[CentOS] Anything Like Solaris' Live Upgrade?
Warren Young
warren at etr-usa.com
Wed Jan 30 00:36:14 UTC 2013
On 1/29/2013 12:03, Tim Evans wrote:
> I suppose it's not possible in
> this forum to ask such a question and not get into religion. Kinda like
> the U.S. Congress.
Um. Yes. <shakes head to clear the loony>
I know you think you're asking for an additional freedom that you feel
CentOS doesn't provide, but what you're really looking for is a reason
to go back and shackle yourself to a proprietary technology.
Wise man say: "Free your mind...and your ass will follow." Wise man was
on acid when he said that[1] but the point...the POINT I say...is that
you're being trapped by a material desire which if satisfied costs more
than it's worth when you add in *all* the costs. Kinda like a jelly
doughnut. A really big, expensive jelly doughnut.
In addition to the problems with proprietary technology, there's at
least one more problem with Solaris' boot environment snapshots: they
take space, and space costs money. Oh, you say, it "only" costs a few
tens of gigabytes for each system version upgrade. What's the problem
in today's terabyte world?
Here's the problem: You want to set up a Solaris VM for development and
testing, and read that Solaris needs just 7 GB or so to install[2]

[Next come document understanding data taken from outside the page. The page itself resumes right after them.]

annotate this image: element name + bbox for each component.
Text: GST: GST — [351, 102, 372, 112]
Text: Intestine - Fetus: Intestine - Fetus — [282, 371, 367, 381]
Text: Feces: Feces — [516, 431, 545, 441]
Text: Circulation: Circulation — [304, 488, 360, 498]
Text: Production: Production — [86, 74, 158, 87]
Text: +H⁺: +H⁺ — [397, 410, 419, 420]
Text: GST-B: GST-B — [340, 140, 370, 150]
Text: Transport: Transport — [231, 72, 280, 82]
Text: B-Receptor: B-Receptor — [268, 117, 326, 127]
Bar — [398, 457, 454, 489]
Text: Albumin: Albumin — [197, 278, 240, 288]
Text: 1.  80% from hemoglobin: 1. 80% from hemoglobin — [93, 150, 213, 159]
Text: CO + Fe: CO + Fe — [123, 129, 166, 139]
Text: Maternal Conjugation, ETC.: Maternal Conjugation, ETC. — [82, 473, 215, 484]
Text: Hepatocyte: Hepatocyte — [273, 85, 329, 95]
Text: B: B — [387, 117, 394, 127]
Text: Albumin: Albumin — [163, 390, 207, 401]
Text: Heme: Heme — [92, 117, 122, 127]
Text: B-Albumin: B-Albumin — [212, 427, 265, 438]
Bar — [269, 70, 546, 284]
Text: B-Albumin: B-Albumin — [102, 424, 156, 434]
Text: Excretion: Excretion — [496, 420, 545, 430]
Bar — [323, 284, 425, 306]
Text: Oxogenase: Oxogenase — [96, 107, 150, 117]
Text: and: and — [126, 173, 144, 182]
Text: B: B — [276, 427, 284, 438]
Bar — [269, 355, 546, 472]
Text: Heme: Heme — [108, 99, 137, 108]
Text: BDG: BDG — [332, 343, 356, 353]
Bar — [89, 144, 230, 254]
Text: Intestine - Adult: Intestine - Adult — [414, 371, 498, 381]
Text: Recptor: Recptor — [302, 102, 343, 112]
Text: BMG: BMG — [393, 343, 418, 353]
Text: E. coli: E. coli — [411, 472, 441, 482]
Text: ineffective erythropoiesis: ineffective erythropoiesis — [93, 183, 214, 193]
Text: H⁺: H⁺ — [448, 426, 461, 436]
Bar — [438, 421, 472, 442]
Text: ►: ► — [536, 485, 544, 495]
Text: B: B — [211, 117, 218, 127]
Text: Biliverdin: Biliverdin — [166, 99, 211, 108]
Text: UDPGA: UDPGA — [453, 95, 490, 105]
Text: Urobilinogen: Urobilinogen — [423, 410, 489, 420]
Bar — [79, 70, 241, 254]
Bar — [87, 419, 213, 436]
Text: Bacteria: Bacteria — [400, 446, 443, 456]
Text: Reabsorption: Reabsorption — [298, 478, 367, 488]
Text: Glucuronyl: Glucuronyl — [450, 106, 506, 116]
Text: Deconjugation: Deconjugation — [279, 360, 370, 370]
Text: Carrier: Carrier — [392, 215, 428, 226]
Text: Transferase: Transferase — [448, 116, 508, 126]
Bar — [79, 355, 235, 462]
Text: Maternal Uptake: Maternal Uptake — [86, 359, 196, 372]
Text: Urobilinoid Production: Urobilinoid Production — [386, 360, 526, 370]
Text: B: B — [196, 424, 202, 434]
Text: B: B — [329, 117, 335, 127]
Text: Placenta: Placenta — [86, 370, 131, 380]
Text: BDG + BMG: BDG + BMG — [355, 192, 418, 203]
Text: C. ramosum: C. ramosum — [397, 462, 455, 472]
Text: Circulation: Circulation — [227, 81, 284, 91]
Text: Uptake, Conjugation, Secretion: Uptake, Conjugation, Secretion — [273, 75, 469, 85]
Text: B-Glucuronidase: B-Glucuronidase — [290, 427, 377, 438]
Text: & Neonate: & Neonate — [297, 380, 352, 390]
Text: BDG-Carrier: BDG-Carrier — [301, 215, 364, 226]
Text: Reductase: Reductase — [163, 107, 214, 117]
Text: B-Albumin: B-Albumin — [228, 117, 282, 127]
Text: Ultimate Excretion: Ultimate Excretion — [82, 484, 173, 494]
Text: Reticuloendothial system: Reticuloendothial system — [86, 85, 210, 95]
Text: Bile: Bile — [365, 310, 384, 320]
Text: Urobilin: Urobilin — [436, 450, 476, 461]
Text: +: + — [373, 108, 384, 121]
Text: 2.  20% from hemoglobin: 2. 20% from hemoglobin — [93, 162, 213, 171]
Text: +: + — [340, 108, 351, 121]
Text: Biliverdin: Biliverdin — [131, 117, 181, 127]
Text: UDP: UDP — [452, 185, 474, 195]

everything, so you generously give it 20 GB on your laptop.[3] Life is
fine: you install some additional software, you do your dev work, you
iterate. Then six months later an OS upgrade comes out, you attempt to
install it, it runs you out of disk space creating the snapshot, and
then fails to boot. (Yes, actual genuine war story. Made in USA.)
But wait, weren't snapshots supposed to save me from unbootable systems?
Sure, as long as you have prodigious free disk space. I don't know
about you, but several gigs of free disk on a VM still feels like a lot
to me.
You get bit other ways by this feature, too. It requires ZFS, which by
most accounts requires 64-bit CPUs and a gig of RAM per terabyte of disk
just to manage it. This means that if I give up on my reasonable wish
for a 20 GB VM and give it a dedicated HDD or three to play with, now I
have to go and set aside beaucoup RAM for it, too. Or maybe a whole system.
I'm not saying that all of this is out of reach. Yes, I get the fact
that I'm bitching about under $1000 of hardware. My point is that
features have a cost, and different OSes "charge" you different amounts
through their designer's choices about which features to include and
which to skip for now.
In the end, we are in fact talking rationality here, not religion. How
much do you want to pay for those features? TANSTAAFL.
> FWIW, Solaris' problems are not technical. Rather, they're Oracle's
> licensing and support policies that have essentially fired all its small
> system customers.
That pool is deeper than you realize.
Maybe above you were rolling your eyes at my wish for a usable 20 GB
OpenSolaris VM.
Consider this: I have five or six flavors of Linux on that laptop, plus
all the BSDs, Windows 8, and the native OS X. When it comes time for me
to test a new version of my software, guess which OS it isn't going to
get tested on, purely because I can't afford to dedicate a whole system
to it? Or if I *am* fortunate enough to be able to afford a dedicated
OpenSolaris box, it's a good chance it isn't where I am now, so it might
as well not exist.
Do you expect developers like me to multiply the cost by 2, 3, 4x just
so we can have a dedicated test box at every development location? Or
maybe punch holes in firewalls so we can remotely use a remote box on
the back-end somewhere; that isn't "free" either, once you tally the
security risks it buys.
Here's why you care about my development problems: if my software
doesn't work on your platform, what does it cost you to do the fixes to
it to make it work, or seek out an alternative that does work?
How many more are there like me who also might like to test on Solaris
occasionally if it were easy, but don't because it isn't? How many
packages are there with Solaris portability problems as a result? I'd
guess there are hundreds of such packages that you personally would like
to use, but either can't, or could if you wanted to put in the time to
port them yourself.
All this because Solaris chased the high end at the expense of the
smaller systems.
What's happening today to Solaris is simply what happened to all the
lesser proprietary Unixes before it. The market's been dissolving from
the bottom, and now the mountaintop is dissolving, too.
It's the old UnixWare vs Linux arguments, recapitulated. You remember
how that story ended, don't you?
Yes, I know you're switching to Linux now. What I'm trying to get
across is that you should take Linux on its own terms, not try to force
it into the Solaris mold. It is the way it is for a pile of good,
rational reasons.
[1] http://goo.gl/uSIUN
[2] http://goo.gl/RnXpW
[3] Generous = 10-50% of the free space on a typical laptop SSD.